O senhor também coordenava a Comissão da Verdade. O que o senhor pode destacar desse trabalho?
– A Comissão Nacional da Verdade foi criada por lei ordinária. É uma instituição estatal. Não é um ente de governo, mas uma comissão de Estado. Muitos não se dão conta disso e não a valorizam como uma comissão de Estado. Essa comissão não tem fins persecutórios, nem judiciais. Ela foi criada para esclarecer e averiguar todas as graves lesões aos Direitos Humanos cometidas no período de 1946 a 1988. Esclarecer os fatos e as circunstâncias dessas graves lesões para que se possa formar uma memória nacional, restabelecer a verdade histórica com relação a esses fatos e possibilitar a reconciliação nacional, é isso o que diz a lei. Reconciliação nacional não quer dizer que os parentes de vítimas ou os torturados irão abraçar aqueles agentes públicos que praticaram atos desumanos. A reconciliação nacional será no sentido de que o Estado, ao fim do trabalho da Comissão, deverá assumir a sua culpa por atos praticados pelo próprio Estado, atos esses execráveis, que foram praticados por determinado governo dentro do Estado brasileiro. Essa é a missão da Comissão. Na verdade, eu não participo da Comissão da Verdade desde setembro de 2012 por questões de saúde. Depois, ao me restabelecer, achei que não era o momento de integrá-la novamente porque já havia decorrido um prazo muito grande. Mas, permaneço formalmente como integrante da Comissão, pois meu lugar não foi substituído.

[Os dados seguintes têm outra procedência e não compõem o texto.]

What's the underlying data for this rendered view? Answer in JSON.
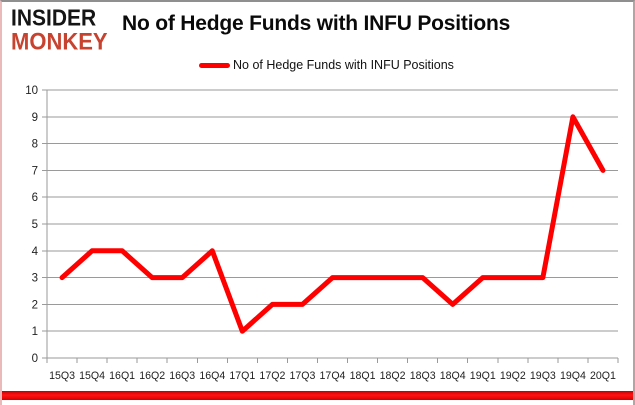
{
  "logo": {
    "line1": "INSIDER",
    "line2": "MONKEY"
  },
  "title": "No of Hedge Funds with INFU Positions",
  "legend": {
    "label": "No of Hedge Funds with INFU Positions"
  },
  "chart_data": {
    "type": "line",
    "title": "No of Hedge Funds with INFU Positions",
    "categories": [
      "15Q3",
      "15Q4",
      "16Q1",
      "16Q2",
      "16Q3",
      "16Q4",
      "17Q1",
      "17Q2",
      "17Q3",
      "17Q4",
      "18Q1",
      "18Q2",
      "18Q3",
      "18Q4",
      "19Q1",
      "19Q2",
      "19Q3",
      "19Q4",
      "20Q1"
    ],
    "series": [
      {
        "name": "No of Hedge Funds with INFU Positions",
        "values": [
          3,
          4,
          4,
          3,
          3,
          4,
          1,
          2,
          2,
          3,
          3,
          3,
          3,
          2,
          3,
          3,
          3,
          9,
          7
        ]
      }
    ],
    "xlabel": "",
    "ylabel": "",
    "ylim": [
      0,
      10
    ],
    "yticks": [
      0,
      1,
      2,
      3,
      4,
      5,
      6,
      7,
      8,
      9,
      10
    ],
    "grid": true,
    "legend_position": "top-center",
    "colors": {
      "line": "#fe0000",
      "grid": "#9a9a9a",
      "axis": "#9a9a9a",
      "tick_text": "#222222",
      "logo_red": "#c7432f",
      "bottom_bar": "#e60000"
    }
  }
}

Quais são seus planos para depois da aposentadoria?
– Nunca fiz plano nenhum para a minha trajetória. Nunca pensei em ser juiz na minha vida. Era advogado quando criaram os Tribunais Regionais Federais. Eu já tinha 20 anos de carreira em Porto Alegre quando me atentaram para a possibilidade de concorrer a uma vaga destinada aos advogados na Corte. Depois de muitos terem me perguntado, disse que nunca havia pensado e que não moveria uma palha para isso. Bom, os fatos aconteceram e eu vim a integrar o TRF da 4a Região. Quatro anos depois eu já era presidente da Corte. Em 1998, fui para o Superior Tribunal de Justiça sem pensar em ir para lá. Naquele tempo podia-se ir para o STJ sem pensar em ir, sem fazer campanha. Nunca pensei em exercer cargo na Comissão da Verdade, muito menos em presidir a Comissão do Código Penal, muito menos ir para a Corregedoria Nacional de Justiça, pois tinham quatro nomes anteriores ao meu para exercer esse cargo por antiguidade. Em todos eles, de certa forma, fui pego de surpresa. Então, se me perguntarem se eu tenho algum plano [para depois da aposentadoria], responderei que talvez no aspecto acadêmico, junto a organismos internacionais com os quais tive muito contato. Tive a oportunidade de ter contato fora da magistratura com esses entes governamentais, do Executivo e do Legislativo, assim como com entidades internacionais, e isso me possibilitou visão mais genérica não somente sobre o Judiciário brasileiro, mas sobre o Estado, o País, o cidadão, as desigualdades sociais, a distribuição de renda e a carência e dificuldade de acesso ao Judiciário. Não tenho, porém, planos pré-definidos sobre o que posso ou não fazer depois da aposentadoria.